(DEPRECATED) Apache Flink User Mailing List archive.

Accessing pojo fields by name in flink

Classic

List

Threaded

2 messages Options

Frank Wilson

Accessing pojo fields by name in flink

Hi,

So far I’ve been developing my flink pipelines using the datastream API. I have a pipeline that calculates windowed statistics on a given pojo field. Ideally I would like this field to be user configurable via a config file. To do this I would need to extract pojo fields by name. The Table API seems to have the facilities to do this. I gather datastreams can be converted to Tables. Is it sensible to convert to tables in the middle of my datastream pipeline to do this or is there a better way?

Thanks,

Frank

Steve Robert-2

Re: Accessing pojo fields by name in flink

Hi Frank ,

I think we have a similar case in my case I should be able to set the pojo from the outside to analyze API-REST.

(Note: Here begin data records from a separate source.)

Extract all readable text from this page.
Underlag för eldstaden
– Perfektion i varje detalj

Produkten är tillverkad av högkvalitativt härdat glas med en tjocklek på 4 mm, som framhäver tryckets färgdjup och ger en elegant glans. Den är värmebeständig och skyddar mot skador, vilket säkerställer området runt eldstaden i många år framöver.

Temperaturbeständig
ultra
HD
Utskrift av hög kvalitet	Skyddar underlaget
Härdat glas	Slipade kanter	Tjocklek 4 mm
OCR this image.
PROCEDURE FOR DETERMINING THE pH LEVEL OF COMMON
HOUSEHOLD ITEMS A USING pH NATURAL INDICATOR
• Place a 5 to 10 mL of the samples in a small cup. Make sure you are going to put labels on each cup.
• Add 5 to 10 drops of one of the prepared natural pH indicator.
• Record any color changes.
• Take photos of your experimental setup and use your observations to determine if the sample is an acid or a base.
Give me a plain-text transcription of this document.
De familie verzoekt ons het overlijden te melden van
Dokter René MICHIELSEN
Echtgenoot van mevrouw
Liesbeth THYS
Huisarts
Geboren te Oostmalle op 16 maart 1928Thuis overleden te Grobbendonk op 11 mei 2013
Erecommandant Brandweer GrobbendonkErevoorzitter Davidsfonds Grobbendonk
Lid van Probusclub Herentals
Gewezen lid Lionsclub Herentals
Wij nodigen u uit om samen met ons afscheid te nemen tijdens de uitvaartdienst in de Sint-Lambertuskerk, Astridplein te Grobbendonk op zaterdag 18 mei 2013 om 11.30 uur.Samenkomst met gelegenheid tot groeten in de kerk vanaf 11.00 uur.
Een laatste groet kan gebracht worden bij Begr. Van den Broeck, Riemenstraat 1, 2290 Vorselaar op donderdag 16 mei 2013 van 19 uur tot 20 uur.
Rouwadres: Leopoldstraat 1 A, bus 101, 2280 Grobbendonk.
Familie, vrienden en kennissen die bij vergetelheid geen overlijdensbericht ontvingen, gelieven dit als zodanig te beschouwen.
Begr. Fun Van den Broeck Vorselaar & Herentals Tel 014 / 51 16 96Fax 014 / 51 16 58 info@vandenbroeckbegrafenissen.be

my strategy in my case and define my schema by using a JSON to convert JSON data formats to Flink Row

so for example imagine your date is something like this : public static String json = "{\"firstname\":\"steve\",\"name\":\"flink\"}";

i will define a schema pojo like this :

public static String JSON_SCHEMA = "{\n" +
        "  \"$schema\": \"http://json-schema.org/draft-04/schema#\",\n" +
        "  \"type\": \"object\",\n" +
        "  \"properties\": {\n" +
        "    \"firstname\": {\n" +
        "      \"type\": \"string\"\n" +
        "    },\n" +
        "    \"name\": {\n" +
        "      \"type\": \"string\"\n" +
        "    }\n" +
        "  },\n" +
        "  \"required\": [\n" +
        "    \"firstname\",\n" +
        "    \"name\"\n" +
        "  ]\n" +
        "}";

and create the convertion for your data like this to Row (if you want use TABLE API)

TypeInformation<Row> convert = JsonRowSchemaConverter.convert(JSON_SCHEMA);

DataStream<JsonNode> dataStreamJson = dataStream.map(new MapFunction<String, JsonNode>() {
    @Override
    public JsonNode map(String s) throws Exception {
        ObjectMapper objectMapper = new ObjectMapper();
        JsonNode node = objectMapper.readTree(s);
        return node;
    }
});
DataStream<Row> dataStreamRow = dataStreamJson.map(new MapFunction<JsonNode, Row>() {
    @Override
    public Row map(JsonNode jsonNode) throws Exception {
        int pos = 0;
        Row row = new Row(jsonNode.size());
        Iterator<String> iterator = jsonNode.fieldNames();
        while (iterator.hasNext()) {
            String key = iterator.next();
            row.setField(pos, jsonNode.get(key).asText());
            pos++;
        }
        return row;
    }
}).returns(convert);

// convert DataStream to Table

Table tableA = tEnv.fromDataStream(dataStreamRow);

maybe this workflow can give you some idee ^^

Le jeu. 5 sept. 2019 à 11:14, Frank Wilson <[hidden email]> a écrit :

Hi,

So far I’ve been developing my flink pipelines using the datastream API. I have a pipeline that calculates windowed statistics on a given pojo field. Ideally I would like this field to be user configurable via a config file. To do this I would need to extract pojo fields by name. The Table API seems to have the facilities to do this. I gather datastreams can be converted to Tables. Is it sensible to convert to tables in the middle of my datastream pipeline to do this or is there a better way?

Thanks,

Frank